Numerous guides exist to support accurate and sensitive reporting on TGNB stories. Some examples include the Trans Journalist’s Association Style Guide, the Radical Copyeditor’s Style Guide to Writing about Transgender People by Alex Kapitan, a genderqueer radical copyeditor, and this article by Rey Katz, a non-binary, queer writer. Also, Tyler Santora, a non-binary freelance science journalist, interviewed other TGNB journalists to write about a plethora of resources available to the public, such as the Race and Gender Hotline, trans-led consulting companies like Speaking of Transgender and Sylveon Consulting, and sensitivity writers.
Such resources offer explanations on appropriate language to use, common shortcomings of cis reporters, and concrete steps to improve our reporting and writing on TGNB topics.
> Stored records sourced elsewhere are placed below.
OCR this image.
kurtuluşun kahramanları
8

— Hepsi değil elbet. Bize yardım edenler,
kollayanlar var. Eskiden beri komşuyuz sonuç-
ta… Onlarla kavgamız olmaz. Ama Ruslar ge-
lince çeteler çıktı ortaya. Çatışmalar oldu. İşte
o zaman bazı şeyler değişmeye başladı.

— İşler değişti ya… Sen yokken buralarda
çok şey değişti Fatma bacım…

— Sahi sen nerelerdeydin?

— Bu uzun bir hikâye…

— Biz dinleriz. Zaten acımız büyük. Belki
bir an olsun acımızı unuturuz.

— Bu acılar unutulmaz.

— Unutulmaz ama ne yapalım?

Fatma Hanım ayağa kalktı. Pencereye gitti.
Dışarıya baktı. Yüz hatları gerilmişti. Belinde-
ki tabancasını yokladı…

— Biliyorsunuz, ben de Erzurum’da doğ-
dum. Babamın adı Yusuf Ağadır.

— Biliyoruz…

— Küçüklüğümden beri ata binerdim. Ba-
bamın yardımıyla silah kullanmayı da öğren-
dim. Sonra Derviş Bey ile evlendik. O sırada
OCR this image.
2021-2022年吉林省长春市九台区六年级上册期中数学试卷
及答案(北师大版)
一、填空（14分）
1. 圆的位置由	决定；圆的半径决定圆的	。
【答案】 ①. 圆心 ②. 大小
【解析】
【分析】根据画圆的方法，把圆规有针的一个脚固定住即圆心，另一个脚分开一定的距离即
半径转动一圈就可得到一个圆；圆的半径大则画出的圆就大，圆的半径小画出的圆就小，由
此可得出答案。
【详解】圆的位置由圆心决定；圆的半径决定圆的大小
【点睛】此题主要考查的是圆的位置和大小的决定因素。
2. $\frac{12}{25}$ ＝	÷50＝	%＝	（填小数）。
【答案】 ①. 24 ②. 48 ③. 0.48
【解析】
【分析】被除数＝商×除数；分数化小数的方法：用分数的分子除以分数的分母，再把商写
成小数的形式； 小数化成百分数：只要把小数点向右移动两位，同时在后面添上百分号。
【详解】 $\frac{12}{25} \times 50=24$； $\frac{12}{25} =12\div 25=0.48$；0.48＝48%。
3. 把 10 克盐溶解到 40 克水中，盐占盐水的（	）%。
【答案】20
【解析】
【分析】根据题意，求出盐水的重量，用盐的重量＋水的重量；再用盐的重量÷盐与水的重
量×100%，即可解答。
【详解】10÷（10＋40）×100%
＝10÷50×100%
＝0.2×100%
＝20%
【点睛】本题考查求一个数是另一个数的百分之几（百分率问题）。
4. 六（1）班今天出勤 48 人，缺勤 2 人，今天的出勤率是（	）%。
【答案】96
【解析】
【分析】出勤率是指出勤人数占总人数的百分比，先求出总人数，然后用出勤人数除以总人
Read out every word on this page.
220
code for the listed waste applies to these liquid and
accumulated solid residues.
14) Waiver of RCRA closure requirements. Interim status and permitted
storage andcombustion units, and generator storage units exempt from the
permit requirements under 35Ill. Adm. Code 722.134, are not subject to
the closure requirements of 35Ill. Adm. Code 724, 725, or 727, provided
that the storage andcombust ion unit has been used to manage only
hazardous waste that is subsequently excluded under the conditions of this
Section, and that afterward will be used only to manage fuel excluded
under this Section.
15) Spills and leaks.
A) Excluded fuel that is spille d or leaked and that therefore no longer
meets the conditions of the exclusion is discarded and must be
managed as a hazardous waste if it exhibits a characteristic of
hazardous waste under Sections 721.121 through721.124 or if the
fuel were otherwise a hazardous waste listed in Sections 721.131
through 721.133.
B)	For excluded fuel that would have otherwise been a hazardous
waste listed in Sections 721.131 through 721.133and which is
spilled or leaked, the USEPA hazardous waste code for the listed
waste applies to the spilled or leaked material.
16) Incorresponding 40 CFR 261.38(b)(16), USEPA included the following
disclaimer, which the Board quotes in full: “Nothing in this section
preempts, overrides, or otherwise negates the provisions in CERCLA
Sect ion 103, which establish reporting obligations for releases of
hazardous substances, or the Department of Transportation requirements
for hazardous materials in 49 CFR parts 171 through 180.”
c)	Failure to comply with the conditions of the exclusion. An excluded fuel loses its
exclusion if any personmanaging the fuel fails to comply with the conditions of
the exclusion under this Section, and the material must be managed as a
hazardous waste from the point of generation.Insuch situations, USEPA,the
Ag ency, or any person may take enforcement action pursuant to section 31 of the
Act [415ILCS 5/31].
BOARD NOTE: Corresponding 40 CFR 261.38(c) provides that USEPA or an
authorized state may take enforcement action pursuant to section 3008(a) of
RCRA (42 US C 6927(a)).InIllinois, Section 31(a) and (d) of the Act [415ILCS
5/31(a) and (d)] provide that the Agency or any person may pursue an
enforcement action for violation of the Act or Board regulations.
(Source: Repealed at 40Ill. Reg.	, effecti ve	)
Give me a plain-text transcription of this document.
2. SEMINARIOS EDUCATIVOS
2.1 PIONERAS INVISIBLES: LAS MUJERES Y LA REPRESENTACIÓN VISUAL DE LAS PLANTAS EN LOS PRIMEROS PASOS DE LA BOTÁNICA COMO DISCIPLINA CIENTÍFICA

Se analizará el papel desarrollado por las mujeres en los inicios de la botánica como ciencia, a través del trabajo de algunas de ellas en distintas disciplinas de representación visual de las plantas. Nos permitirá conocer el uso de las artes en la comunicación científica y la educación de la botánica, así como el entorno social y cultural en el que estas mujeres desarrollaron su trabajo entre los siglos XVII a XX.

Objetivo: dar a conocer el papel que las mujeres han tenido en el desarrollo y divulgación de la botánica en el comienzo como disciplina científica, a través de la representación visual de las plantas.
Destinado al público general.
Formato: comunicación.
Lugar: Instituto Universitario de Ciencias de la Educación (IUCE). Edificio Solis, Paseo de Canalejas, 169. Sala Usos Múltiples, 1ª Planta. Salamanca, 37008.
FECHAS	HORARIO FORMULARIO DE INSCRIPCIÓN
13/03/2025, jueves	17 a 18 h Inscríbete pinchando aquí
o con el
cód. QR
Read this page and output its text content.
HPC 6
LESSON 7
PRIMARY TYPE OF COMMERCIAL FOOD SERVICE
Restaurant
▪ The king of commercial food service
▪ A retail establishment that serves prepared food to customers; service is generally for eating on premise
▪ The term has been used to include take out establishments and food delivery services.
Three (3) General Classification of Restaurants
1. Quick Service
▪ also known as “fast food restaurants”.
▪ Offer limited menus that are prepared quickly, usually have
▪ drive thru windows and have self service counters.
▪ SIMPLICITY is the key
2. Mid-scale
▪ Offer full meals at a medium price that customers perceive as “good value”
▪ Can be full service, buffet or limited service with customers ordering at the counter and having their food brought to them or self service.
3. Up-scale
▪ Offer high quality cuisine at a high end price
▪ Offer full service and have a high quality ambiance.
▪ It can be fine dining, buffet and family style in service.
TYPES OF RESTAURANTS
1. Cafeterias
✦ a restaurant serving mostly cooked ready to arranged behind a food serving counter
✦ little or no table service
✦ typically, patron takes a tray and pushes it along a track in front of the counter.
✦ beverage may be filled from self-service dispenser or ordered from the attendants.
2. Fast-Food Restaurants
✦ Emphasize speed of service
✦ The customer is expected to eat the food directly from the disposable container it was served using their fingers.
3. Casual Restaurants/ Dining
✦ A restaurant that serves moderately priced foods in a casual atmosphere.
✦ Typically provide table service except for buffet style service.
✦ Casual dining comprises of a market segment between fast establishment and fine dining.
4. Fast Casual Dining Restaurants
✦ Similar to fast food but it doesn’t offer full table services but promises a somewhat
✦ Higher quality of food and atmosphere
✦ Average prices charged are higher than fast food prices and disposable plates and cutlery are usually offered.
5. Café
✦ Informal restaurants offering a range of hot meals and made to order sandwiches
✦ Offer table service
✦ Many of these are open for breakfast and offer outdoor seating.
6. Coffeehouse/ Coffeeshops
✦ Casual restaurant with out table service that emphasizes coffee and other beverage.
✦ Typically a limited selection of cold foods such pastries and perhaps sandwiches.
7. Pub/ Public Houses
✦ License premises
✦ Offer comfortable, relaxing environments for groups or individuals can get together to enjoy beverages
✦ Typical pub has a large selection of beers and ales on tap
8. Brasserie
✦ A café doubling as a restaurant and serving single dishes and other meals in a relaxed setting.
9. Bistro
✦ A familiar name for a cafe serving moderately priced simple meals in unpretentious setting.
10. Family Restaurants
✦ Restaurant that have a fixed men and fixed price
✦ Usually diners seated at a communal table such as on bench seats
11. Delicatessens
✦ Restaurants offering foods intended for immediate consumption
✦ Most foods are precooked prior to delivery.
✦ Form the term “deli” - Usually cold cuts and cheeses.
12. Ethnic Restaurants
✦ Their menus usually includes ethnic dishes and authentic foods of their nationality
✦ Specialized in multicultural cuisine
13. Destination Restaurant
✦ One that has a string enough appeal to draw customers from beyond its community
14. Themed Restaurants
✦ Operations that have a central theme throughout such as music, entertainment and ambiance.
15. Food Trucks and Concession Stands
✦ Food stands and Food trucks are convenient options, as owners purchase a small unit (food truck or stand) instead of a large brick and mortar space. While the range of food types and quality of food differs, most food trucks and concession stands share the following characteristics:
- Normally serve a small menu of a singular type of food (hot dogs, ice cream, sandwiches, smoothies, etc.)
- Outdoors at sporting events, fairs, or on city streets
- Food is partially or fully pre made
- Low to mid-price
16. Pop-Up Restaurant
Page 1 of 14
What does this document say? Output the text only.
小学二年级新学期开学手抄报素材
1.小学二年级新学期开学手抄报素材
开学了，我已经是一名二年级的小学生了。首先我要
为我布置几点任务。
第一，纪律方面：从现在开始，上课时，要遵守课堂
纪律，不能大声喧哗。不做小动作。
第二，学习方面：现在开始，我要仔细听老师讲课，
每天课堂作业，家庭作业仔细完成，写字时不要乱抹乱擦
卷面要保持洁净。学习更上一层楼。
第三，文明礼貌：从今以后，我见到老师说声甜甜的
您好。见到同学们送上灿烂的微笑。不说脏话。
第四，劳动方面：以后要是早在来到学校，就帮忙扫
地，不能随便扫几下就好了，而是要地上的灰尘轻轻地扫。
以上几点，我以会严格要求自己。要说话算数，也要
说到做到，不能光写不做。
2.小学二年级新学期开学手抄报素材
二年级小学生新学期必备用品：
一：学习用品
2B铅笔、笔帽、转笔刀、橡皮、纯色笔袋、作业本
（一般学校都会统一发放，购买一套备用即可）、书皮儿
Consulting these resources is beneficial at every step in the storytelling process; it is critical to know how to appropriately communicate when requesting and conducting interviews, drafting, editing, pitching, and publishing.
Just as healthcare professionals do not have to be TGNB to improve the quality of care for TGNB patients, journalists do not have to be TGNB to write stories about TGNB folks that combat the misinformation and misrepresentation often present in the media.
We must, however, recognize and work to understand how our intersecting identities, of which gender is just one component, impact the way we view the world. And the way we write. (For example, see this article that discusses race in the newsroom.)
Historic levels of cruelty against TGNB people, both in fatal violence and anti-transgender legislation, mark the current moment. Such tragedy reinforces the long-standing need for cis journalists to get it right. I hope others join me in my work to do so.